言い換えるなら、マザリナード文書とは、17世紀のフランスで王国を揺るがす政治的大混乱のさなかに、嵐のように巷に拡散した「発言」の集合体なのです。

「マザリナード」という呼び名は、当時、未成年だった国王ルイ14世の宰相だったマザラン枢機卿の名前に由来します。狭義には、実質的に王国の実権を握っていたこの宰相を批判する反マザラン文書を指し、のちにフロンドの乱のときに世に出た文書を総称してマザリナードmazarinadeと呼びならわすようになります。そこには多様な形式のテクストが含まれています。

フロンドの乱は課税問題をきっかけに、パリ高等法院が宮廷(摂政アンヌ・ドートリシュ、宰相マザラン)と対立したことにより始まりましたので、最初のマザリナードといえるのは高等法院による反マザランの裁決といえるでしょう。しかし、そのほかにも王令、国王の手紙、戦況報告、内乱の状況を伝える広報、増税に対する不満、民衆の飢えと悲惨を訴える声、王妃への誹謗中傷、諷刺詩、シャンソン、料理のレシピから結合双生児の出産にいたるまで、マザリナード文書はありとあらゆる発言の集合なのです。

その書き手となった人たちも多様で、今日まで名前を知られている『箴言』の著者ラ・ロシュフーコー公爵、『回想録』を残したレ枢機卿、サラザン、シラノ・ドベルジュラック、サン=タマンなどもいますが、多くは匿名で、特定の党派に雇われてプロパガンダを書く場合もありました。

*マザリナード文書に関しては、『フロンドの乱とマザリナード:駒場博物館展覧会の記録』(2023年)をご参照ください。

デジタル化によって見えてくる17世紀フランス社会、そして現代

マザリナード文書がこれまで研究対象にするのはむずかしいと考えられてきたのには、大きくふたつの理由があります。自然発生的な思考や心情の発露ばかりでなく、特定の党派が世論を動かそうと印刷する文書には、当然ながら、その政治的目的ゆえに嘘や誇張も見られ、歴史的証言としてはあてにならない。しかも、あまりにも量が多く、各地に分散し、フランス国内だけでなく、外国にもコレクションがあるために、全体を見渡すことができないなどの問題です。

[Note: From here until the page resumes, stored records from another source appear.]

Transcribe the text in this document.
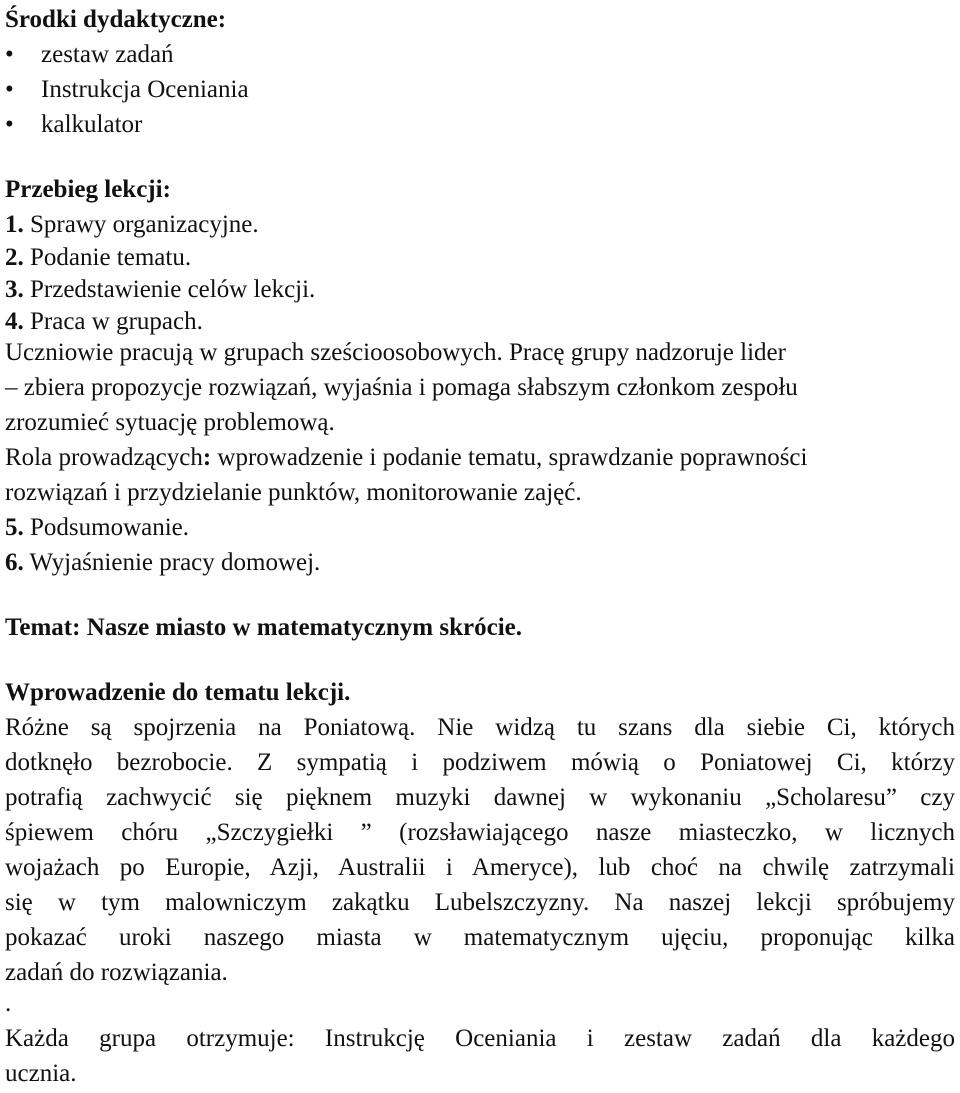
Środki dydaktyczne:
•	zestaw zadań
•	Instrukcja Oceniania
•	kalkulator
Przebieg lekcji:
1. Sprawy organizacyjne.
2. Podanie tematu.
3. Przedstawienie celów lekcji.
4. Praca w grupach.
Uczniowie pracują w grupach sześcioosobowych. Pracę grupy nadzoruje lider
– zbiera propozycje rozwiązań, wyjaśnia i pomaga słabszym członkom zespołu
zrozumieć sytuację problemową.
Rola prowadzących: wprowadzenie i podanie tematu, sprawdzanie poprawności
rozwiązań i przydzielanie punktów, monitorowanie zajęć.
5. Podsumowanie.
6. Wyjaśnienie pracy domowej.
Temat: Nasze miasto w matematycznym skrócie.
Wprowadzenie do tematu lekcji.
Różne są spojrzenia na Poniatową. Nie widzą tu szans dla siebie Ci, których
dotknęło bezrobocie. Z sympatią i podziwem mówią o Poniatowej Ci, którzy
potrafią zachwycić się pięknem muzyki dawnej w wykonaniu „Scholaresu” czy
śpiewem chóru „Szczygiełki ” (rozsławiającego nasze miasteczko, w licznych
wojażach po Europie, Azji, Australii i Ameryce), lub choć na chwilę zatrzymali
się w tym malowniczym zakątku Lubelszczyzny. Na naszej lekcji spróbujemy
pokazać uroki naszego miasta w matematycznym ujęciu, proponując kilka
zadań do rozwiązania.
.
Każda grupa otrzymuje: Instrukcję Oceniania i zestaw zadań dla każdego
ucznia.
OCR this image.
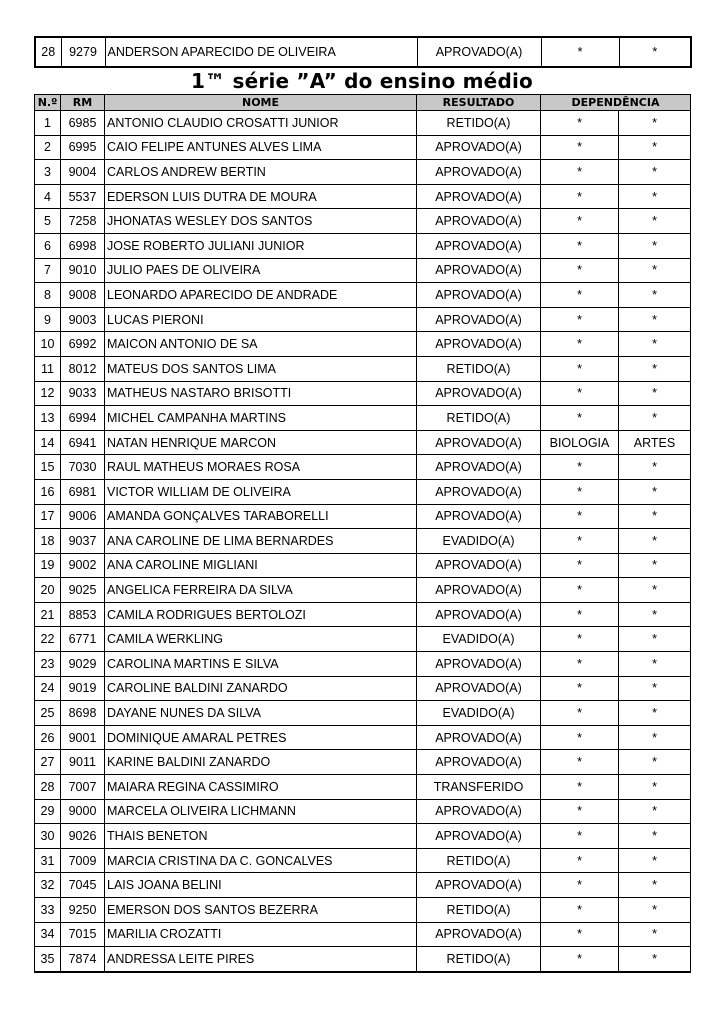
28	9279	ANDERSON APARECIDO DE OLIVEIRA	APROVADO(A)	*	*
1™ série ”A” do ensino médio
N.º	RM	NOME	RESULTADO	DEPENDÊNCIA	
1	6985	ANTONIO CLAUDIO CROSATTI JUNIOR	RETIDO(A)	*	*
2	6995	CAIO FELIPE ANTUNES ALVES LIMA	APROVADO(A)	*	*
3	9004	CARLOS ANDREW BERTIN	APROVADO(A)	*	*
4	5537	EDERSON LUIS DUTRA DE MOURA	APROVADO(A)	*	*
5	7258	JHONATAS WESLEY DOS SANTOS	APROVADO(A)	*	*
6	6998	JOSE ROBERTO JULIANI JUNIOR	APROVADO(A)	*	*
7	9010	JULIO PAES DE OLIVEIRA	APROVADO(A)	*	*
8	9008	LEONARDO APARECIDO DE ANDRADE	APROVADO(A)	*	*
9	9003	LUCAS PIERONI	APROVADO(A)	*	*
10	6992	MAICON ANTONIO DE SA	APROVADO(A)	*	*
11	8012	MATEUS DOS SANTOS LIMA	RETIDO(A)	*	*
12	9033	MATHEUS NASTARO BRISOTTI	APROVADO(A)	*	*
13	6994	MICHEL CAMPANHA MARTINS	RETIDO(A)	*	*
14	6941	NATAN HENRIQUE MARCON	APROVADO(A)	BIOLOGIA	ARTES
15	7030	RAUL MATHEUS MORAES ROSA	APROVADO(A)	*	*
16	6981	VICTOR WILLIAM DE OLIVEIRA	APROVADO(A)	*	*
17	9006	AMANDA GONÇALVES TARABORELLI	APROVADO(A)	*	*
18	9037	ANA CAROLINE DE LIMA BERNARDES	EVADIDO(A)	*	*
19	9002	ANA CAROLINE MIGLIANI	APROVADO(A)	*	*
20	9025	ANGELICA FERREIRA DA SILVA	APROVADO(A)	*	*
21	8853	CAMILA RODRIGUES BERTOLOZI	APROVADO(A)	*	*
22	6771	CAMILA WERKLING	EVADIDO(A)	*	*
23	9029	CAROLINA MARTINS E SILVA	APROVADO(A)	*	*
24	9019	CAROLINE BALDINI ZANARDO	APROVADO(A)	*	*
25	8698	DAYANE NUNES DA SILVA	EVADIDO(A)	*	*
26	9001	DOMINIQUE AMARAL PETRES	APROVADO(A)	*	*
27	9011	KARINE BALDINI ZANARDO	APROVADO(A)	*	*
28	7007	MAIARA REGINA CASSIMIRO	TRANSFERIDO	*	*
29	9000	MARCELA OLIVEIRA LICHMANN	APROVADO(A)	*	*
30	9026	THAIS BENETON	APROVADO(A)	*	*
31	7009	MARCIA CRISTINA DA C. GONCALVES	RETIDO(A)	*	*
32	7045	LAIS JOANA BELINI	APROVADO(A)	*	*
33	9250	EMERSON DOS SANTOS BEZERRA	RETIDO(A)	*	*
34	7015	MARILIA CROZATTI	APROVADO(A)	*	*
35	7874	ANDRESSA LEITE PIRES	RETIDO(A)	*	*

しかしながら、量と分散の問題はデジタル化によって解決することができます。インターネットという仮想空間に集合させることにより、私たちには全体を把握する可能性が見えてきました。そして語彙検索などのツールによって、この膨大なテクスト群を研究者が読む方法も変化させられます。 マザリナード文書が言っていることが、仮に人を欺くような場合でも、私たちは他のテクストとの関係性において、なぜ、そのような文書が出現したのか考えることができます。つまり、その出現をひとつの行為として捉えること。そうしてこの内乱が武力による衝突だけでなく、これらの大量の文書が論戦によってその一部を形成する過程を観察すること、それがこれからは重要な課題となっていくことでしょう。

印刷文化とインターネット時代のソーシャルメディア

先に「意見や主張を共有しようとする動機においては、17世紀の人も私たちとおなじである」と述べましたが、マザリナード文書に見出される17世紀フランスの人びとの振る舞いは、メッセージの支持体が紙からインターネットに代わっただけで、その多くが現代のソーシャルメディアにおける私たちの仕草ととてもよく似ているのです。つまり、マザリナード文書を通じて、とりわけその論争の様態を見ることによって、私たちは「今」の自分たちについて考察することもできるのです。

このサイトは17世紀ルイ14世の幼年時代のフランスと私たちの「今」をつなぎ、そして日々更新されていくマザリナード文書に関する新しい知見を皆さんにご紹介したいと考えています。この小さな窓から、異なる次元のソーシャルメディアをのぞいてみませんか?